After voting on the most promising proposals, students perfected the best ideas and presented them to their classmates in a sort of focus group test of new products. One of the games was “Swift Hero,” the creation of Jacob Nowakowski ’17. Inspired by the music video game “Guitar Hero” and recalling how much he enjoyed playing rhythm-based games like “Tap Tap Revolution” in high school study hall, Nowakowski (Crystal Lake, Ill.) drew on his love of music to design and program “Swift Hero.”

Nowakowski demonstrated the game in “easy” mode. Colored notes in four vertical rows drift down the screen. Players tap left or right in time to the music as the notes reach a line at the bottom of the screen. Nowakowski then ramped up “Swift Hero” to a harder playing level and the notes barreled down the phone’s face like bullets.

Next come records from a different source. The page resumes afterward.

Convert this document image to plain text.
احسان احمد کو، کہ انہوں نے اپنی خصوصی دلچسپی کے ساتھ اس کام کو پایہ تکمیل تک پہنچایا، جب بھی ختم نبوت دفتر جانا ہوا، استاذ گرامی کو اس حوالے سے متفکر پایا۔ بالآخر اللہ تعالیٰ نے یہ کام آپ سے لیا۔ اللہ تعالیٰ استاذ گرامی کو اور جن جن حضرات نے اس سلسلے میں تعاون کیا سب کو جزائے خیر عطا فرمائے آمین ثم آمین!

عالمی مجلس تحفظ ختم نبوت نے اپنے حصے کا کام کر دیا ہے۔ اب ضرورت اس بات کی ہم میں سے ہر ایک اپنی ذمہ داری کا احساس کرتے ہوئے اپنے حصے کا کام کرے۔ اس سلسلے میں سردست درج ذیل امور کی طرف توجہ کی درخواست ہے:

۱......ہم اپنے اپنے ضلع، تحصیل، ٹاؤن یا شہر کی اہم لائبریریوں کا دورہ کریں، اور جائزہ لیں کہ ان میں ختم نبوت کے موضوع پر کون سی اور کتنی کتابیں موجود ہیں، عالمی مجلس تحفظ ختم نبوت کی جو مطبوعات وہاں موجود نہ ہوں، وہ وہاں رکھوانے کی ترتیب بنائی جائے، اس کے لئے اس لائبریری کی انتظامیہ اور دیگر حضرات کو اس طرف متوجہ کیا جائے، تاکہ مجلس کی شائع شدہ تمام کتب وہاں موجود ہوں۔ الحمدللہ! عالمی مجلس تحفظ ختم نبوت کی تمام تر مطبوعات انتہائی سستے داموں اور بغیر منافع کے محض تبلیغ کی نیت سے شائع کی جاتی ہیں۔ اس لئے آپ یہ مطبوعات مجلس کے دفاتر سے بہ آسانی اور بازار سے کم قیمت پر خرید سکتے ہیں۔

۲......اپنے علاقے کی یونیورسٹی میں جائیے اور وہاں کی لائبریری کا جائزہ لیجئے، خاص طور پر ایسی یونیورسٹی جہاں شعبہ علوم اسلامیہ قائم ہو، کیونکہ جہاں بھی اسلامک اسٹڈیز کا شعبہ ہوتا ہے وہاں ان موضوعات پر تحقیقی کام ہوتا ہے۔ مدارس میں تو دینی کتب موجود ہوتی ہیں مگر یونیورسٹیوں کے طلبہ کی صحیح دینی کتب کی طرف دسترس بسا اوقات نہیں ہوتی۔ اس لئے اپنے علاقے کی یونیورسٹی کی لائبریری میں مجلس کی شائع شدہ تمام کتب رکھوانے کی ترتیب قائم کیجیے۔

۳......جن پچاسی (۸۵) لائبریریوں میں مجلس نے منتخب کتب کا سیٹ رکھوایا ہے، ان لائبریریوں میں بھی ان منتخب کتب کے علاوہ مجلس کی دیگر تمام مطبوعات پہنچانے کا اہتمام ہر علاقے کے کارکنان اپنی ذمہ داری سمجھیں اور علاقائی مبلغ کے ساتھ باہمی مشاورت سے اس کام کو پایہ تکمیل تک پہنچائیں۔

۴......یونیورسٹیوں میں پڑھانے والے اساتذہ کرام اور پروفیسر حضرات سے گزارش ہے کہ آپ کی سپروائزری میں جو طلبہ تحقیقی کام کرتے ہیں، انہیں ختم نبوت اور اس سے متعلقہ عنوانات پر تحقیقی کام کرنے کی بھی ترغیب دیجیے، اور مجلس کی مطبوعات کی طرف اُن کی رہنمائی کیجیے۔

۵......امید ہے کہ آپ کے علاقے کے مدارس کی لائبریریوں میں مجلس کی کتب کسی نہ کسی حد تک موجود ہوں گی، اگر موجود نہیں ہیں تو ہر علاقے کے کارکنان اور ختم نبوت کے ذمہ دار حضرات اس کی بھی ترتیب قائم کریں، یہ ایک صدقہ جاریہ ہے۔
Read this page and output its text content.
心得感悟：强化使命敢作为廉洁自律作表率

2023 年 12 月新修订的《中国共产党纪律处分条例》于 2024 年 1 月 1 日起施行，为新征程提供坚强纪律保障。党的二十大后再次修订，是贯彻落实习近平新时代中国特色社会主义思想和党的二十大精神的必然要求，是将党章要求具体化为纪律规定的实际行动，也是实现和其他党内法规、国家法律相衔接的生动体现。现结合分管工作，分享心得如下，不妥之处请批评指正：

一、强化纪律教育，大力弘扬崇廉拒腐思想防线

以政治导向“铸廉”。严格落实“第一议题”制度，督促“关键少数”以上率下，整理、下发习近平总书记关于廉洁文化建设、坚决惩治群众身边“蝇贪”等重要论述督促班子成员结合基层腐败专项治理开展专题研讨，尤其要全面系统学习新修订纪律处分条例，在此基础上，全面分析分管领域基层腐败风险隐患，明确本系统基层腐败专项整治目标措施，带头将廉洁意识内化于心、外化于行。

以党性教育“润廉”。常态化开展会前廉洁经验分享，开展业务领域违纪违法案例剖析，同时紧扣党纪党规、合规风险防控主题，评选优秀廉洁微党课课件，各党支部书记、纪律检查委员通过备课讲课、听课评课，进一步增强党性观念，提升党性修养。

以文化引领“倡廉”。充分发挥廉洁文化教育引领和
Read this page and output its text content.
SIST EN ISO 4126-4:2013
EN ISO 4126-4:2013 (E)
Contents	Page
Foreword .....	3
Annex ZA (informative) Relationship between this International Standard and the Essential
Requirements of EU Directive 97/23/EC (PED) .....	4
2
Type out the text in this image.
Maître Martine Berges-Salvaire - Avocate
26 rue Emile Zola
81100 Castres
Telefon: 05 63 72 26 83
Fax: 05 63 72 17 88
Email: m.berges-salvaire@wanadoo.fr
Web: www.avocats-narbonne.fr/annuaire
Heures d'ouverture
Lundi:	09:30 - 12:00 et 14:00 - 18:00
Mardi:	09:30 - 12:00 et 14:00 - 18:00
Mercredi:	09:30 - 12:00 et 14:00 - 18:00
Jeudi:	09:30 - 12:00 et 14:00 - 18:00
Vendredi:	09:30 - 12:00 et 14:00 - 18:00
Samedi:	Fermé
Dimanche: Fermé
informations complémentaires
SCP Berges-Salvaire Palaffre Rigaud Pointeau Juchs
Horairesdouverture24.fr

He’s at ease in front of the class, perhaps a skill gained from his years performing music (violin and percussion) or gained as a teaching assistant in math and computer science, both of which he’s majoring in. “I find teaching people really rewarding,” he said. “But I also like the philosophy of logic that overlaps in math and computer science. I like the formalism and the purity of what you’re proving and showing.”

He estimates “Swift Hero” took 15 to 20 hours of coding. “On a project like this, it’s tempting to go straight at it and make up code as you go, but I learned it’s really better to look ahead and compartmentalize the things you need to do,” said Nowakowski. “There were a lot of times through this project I rewrote so much code, but that’s just how it goes in learning how to be a good programmer.”

Classmate Sydney Cucerzan ’18 spent even more time – she estimates close to 40 hours – on her game “Shooting Star.” Fascinated with space, she wanted to create a game that was simple yet challenging. “I was heavily influenced by another game called “Powder” and I also drew from [mobile game] “Flappy Bird,” a hard game that was so frustrating yet you were addicted at the same time,” said Cucerzan, a native of Murfreesboro, Tenn.

After each student presentation, phones were passed around the class so each student could take a turn making balloons fly, having bees collect honey, or guiding stars through asteroid belts. Course instructor Pavel Naumov, visiting associate professor of computer science, deemed several projects “very neat and polished.” Students praised a fellow programmer’s choice of music or clever play on words in naming their projects. The celebratory atmosphere acknowledged the sometimes frustrating and seemingly endless work necessary to complete such a project.

Cucerzan said she was so obsessed with “Shooting Star” she forgot to eat at times. “It’s time well spent, however,” said Cucerzan, who would like to design games as a career. “You find one problem and while solving that, you might create another one, or maybe you think of ways to make the game better than it already is. It’s the most fun you can have while doing something that’s really hard.”